I did not waste any more patience in listening further to this man. I turned away and continued my outing, and left him standing there.

Cyrano doesn’t explain how the talking books are recorded, but that’s relatively unimportant; the idea itself is a radical innovation: he invents not only the concept of the phonograph but the equivalent of the portable cassette player. The jump from ear pendants to earphones is a short one. And the fact that the devices might operate more efficiently by electricity than mechanically, by springs, is a detail that Cyrano can safely leave to us.

The description of funeral customs is by turns perplexing, pretty and repugnant.

  • It is odd that the “evil” deceased is a pariah and yet seems to have a lot of friends. And offenses that Earthlings would consider unfortunate but relatively minor — envy and ingratitude — are major crimes on the Moon.
  • The fire of cremation, which wafts souls to a world populated by energy-beings could serve as an inspiration for painting, poetry and music. The idea has to be classified as semi-mystical, because Heaven is apparently on another planet or, possibly, a star rather than in a supernatural realm.
  • A ritual suicide followed by a kind of necrophilic cannibalism and an orgy is a particularly gross form of materialism. It doesn’t take a very close reading to see it as a savage parody of the Eucharist: the body and blood of the deceased are literally consumed by his friends. They then attempt to have their friend live again by engaging in a spree of procreation, an echo of an ancient canard accusing early Christians of sexual license.

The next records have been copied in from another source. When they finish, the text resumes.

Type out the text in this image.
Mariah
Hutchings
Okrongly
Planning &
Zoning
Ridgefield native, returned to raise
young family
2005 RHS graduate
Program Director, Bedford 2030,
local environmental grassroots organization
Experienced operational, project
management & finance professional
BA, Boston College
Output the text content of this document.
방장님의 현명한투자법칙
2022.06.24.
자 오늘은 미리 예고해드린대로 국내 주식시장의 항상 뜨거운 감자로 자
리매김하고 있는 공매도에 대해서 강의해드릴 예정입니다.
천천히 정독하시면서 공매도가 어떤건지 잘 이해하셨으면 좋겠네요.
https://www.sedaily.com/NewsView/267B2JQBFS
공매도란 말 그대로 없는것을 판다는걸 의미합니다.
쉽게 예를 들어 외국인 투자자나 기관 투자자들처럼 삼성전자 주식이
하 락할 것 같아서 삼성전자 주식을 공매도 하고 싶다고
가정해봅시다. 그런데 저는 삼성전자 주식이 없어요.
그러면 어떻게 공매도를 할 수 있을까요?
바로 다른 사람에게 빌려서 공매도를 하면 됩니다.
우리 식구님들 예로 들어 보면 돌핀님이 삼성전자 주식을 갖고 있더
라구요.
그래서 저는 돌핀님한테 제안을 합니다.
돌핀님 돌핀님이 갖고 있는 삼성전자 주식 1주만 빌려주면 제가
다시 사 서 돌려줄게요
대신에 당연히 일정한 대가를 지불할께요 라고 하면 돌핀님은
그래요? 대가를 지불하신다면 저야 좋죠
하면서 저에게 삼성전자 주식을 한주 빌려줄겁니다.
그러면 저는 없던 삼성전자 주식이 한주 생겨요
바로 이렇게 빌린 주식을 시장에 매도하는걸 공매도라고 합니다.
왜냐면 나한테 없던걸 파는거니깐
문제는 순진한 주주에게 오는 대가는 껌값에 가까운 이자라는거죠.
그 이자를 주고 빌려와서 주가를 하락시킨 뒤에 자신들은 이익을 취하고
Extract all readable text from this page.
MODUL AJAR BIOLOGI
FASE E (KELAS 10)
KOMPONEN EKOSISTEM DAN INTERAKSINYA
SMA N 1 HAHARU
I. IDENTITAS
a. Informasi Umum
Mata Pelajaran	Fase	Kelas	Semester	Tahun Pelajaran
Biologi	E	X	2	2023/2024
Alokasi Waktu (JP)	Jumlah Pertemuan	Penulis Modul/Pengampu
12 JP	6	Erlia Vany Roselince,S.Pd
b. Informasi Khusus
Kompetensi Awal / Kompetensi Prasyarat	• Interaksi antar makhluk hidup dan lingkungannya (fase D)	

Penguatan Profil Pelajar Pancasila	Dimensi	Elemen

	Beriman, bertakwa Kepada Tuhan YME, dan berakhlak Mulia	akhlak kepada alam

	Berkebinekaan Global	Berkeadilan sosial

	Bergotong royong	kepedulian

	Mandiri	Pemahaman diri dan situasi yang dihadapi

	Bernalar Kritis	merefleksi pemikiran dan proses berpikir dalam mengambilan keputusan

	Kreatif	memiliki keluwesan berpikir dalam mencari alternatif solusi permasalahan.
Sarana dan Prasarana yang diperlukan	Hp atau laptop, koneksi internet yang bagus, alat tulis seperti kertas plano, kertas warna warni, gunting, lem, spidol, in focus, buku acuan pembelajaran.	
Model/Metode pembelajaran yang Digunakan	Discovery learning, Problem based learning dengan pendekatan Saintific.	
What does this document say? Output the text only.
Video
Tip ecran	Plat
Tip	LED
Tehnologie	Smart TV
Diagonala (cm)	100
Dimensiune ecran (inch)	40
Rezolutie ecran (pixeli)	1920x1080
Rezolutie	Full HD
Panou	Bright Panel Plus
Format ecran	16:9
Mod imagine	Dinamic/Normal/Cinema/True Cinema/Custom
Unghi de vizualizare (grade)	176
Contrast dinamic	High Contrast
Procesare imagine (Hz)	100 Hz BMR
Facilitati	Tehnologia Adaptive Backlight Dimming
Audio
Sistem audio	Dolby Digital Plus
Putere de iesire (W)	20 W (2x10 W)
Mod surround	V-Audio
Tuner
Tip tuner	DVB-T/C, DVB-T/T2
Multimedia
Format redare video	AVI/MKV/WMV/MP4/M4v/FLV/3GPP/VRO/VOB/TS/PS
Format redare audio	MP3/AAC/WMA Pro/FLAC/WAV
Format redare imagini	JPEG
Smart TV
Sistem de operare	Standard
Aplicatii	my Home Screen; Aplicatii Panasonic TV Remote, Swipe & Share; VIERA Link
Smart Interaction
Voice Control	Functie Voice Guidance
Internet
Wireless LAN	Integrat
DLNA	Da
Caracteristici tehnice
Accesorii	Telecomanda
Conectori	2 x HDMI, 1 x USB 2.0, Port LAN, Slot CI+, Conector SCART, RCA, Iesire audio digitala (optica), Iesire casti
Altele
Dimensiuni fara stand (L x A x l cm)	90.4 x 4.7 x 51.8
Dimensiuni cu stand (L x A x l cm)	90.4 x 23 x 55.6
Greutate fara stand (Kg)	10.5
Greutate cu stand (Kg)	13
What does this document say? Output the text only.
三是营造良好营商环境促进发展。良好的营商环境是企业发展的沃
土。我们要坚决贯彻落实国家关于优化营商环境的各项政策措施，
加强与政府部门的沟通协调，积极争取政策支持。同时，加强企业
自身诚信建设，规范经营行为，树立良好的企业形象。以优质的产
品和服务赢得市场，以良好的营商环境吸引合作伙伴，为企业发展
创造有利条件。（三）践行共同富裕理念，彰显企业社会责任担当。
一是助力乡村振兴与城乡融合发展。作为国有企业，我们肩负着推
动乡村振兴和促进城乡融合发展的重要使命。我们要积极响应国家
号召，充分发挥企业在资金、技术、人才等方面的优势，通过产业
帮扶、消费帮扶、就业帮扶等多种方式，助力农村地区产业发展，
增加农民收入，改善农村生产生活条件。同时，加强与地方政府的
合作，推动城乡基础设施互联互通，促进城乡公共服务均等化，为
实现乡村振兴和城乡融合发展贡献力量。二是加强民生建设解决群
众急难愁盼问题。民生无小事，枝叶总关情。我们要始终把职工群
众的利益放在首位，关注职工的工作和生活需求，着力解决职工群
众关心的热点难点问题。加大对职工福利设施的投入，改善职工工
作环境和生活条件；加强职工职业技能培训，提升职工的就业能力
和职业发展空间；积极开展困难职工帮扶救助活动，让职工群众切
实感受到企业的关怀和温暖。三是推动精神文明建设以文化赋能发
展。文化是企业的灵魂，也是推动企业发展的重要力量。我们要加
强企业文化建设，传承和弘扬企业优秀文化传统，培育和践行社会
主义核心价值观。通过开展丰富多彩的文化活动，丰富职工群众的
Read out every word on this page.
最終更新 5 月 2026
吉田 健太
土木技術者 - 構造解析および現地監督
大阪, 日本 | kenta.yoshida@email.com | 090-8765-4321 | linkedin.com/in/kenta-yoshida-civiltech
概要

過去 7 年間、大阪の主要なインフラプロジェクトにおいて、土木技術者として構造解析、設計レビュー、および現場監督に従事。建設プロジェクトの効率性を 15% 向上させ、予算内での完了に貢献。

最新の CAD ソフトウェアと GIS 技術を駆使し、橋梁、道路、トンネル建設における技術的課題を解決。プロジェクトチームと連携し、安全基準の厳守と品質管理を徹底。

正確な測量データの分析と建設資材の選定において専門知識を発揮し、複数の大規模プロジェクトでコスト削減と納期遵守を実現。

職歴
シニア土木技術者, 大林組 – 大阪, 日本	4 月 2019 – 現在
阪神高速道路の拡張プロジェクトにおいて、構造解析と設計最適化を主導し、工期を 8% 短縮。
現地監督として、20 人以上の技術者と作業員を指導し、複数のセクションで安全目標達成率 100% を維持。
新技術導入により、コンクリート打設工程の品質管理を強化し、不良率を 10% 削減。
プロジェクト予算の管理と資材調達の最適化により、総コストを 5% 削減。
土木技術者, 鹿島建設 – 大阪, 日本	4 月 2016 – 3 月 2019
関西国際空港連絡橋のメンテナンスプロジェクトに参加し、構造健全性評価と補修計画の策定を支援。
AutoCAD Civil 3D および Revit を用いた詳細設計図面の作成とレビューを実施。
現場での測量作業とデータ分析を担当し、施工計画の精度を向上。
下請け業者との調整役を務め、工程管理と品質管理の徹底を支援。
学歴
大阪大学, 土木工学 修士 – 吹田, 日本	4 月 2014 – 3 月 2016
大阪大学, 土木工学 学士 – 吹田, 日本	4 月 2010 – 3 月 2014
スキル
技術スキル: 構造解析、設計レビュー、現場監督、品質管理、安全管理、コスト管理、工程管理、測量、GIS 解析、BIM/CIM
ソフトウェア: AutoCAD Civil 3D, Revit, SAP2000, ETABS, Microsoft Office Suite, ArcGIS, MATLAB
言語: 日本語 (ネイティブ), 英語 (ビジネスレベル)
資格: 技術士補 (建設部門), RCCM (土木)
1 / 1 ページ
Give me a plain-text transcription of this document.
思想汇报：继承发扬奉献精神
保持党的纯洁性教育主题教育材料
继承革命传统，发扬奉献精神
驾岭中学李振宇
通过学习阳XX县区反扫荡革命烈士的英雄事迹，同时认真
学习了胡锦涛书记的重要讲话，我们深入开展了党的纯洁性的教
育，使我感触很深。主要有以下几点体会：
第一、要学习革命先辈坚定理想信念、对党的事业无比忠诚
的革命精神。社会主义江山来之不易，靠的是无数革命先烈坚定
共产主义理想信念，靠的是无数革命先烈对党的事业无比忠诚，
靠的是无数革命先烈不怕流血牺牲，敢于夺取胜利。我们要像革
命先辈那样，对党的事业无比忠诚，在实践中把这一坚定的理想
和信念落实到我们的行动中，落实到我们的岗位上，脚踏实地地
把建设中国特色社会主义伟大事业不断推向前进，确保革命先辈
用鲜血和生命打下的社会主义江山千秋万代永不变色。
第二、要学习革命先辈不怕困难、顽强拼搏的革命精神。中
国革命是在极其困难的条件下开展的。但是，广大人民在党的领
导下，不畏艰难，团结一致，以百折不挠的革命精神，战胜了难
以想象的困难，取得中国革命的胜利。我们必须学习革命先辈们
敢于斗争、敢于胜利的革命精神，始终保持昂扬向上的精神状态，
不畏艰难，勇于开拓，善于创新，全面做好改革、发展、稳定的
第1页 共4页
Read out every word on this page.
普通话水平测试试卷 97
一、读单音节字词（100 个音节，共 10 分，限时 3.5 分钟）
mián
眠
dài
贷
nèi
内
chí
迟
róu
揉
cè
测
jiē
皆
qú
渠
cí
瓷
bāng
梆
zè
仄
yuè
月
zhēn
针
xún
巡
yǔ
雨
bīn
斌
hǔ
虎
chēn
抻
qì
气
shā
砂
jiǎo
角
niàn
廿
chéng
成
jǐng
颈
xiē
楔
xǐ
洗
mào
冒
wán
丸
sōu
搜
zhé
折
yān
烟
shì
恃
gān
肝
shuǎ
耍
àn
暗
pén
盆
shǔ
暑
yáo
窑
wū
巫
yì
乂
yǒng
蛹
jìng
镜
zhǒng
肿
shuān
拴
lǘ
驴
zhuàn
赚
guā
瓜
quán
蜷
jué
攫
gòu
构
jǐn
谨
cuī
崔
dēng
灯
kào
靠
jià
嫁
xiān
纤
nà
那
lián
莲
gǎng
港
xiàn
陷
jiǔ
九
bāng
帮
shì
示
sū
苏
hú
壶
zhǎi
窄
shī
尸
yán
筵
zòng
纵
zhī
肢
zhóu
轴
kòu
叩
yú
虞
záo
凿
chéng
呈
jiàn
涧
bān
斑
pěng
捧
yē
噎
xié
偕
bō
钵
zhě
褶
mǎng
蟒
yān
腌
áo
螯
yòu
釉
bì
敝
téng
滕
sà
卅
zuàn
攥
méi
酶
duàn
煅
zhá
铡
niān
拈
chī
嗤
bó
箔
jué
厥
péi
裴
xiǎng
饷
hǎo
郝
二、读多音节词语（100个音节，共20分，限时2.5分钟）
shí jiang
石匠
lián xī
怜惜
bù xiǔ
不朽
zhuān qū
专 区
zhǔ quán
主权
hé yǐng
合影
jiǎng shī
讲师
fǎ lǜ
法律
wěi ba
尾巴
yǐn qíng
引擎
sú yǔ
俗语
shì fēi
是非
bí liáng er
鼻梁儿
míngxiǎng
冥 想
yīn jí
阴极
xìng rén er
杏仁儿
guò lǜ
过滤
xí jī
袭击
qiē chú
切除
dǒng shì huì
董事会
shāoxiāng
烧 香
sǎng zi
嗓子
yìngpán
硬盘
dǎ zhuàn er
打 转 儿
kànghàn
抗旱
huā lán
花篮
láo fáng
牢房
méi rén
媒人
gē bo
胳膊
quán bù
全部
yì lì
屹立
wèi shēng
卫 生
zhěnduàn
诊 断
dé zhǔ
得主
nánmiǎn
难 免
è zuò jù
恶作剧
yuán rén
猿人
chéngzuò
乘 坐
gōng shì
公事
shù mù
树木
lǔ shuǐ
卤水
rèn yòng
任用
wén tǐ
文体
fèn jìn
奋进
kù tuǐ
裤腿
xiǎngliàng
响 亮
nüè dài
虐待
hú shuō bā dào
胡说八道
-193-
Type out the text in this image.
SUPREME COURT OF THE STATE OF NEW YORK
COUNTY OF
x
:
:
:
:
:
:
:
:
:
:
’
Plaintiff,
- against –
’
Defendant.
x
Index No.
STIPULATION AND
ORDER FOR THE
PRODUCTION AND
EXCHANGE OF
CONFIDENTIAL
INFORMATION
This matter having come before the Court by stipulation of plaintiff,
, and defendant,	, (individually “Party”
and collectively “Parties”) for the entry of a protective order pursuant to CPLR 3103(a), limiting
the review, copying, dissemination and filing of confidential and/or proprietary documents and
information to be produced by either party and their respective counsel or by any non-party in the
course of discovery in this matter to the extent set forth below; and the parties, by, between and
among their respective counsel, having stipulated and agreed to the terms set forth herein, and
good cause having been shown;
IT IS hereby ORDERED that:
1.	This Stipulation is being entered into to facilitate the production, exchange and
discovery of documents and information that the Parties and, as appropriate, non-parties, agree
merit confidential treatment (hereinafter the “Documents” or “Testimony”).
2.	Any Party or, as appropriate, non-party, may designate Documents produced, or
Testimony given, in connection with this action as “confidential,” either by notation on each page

All three funeral rites have two main things in common:

  1. The form of death is determined not personally but socially, by a legal decision or by friends’ taking a vote. In some cases, the mourners’ demeanor may even be regulated by court order; in others, the mourners observe a strict protocol of behavior.
  2. Death is not a thing in itself; the Moon-beings think of it invariably in terms of life and the material world. In the case of inhumation, the corpse is depicted as though it were being buried alive. In cremation, the soul is conceived of as a state of matter transformed by heat. After a ritual suicide, the corpse is treated as food.

After the description of cremation, his character turns away in impatience from the description of ritual cannibalism. Cyrano the author does not tell us directly what his preference is; he leaves it up to the reader to choose for himself. However, the discussion will be continued in a comic vein in episode 36.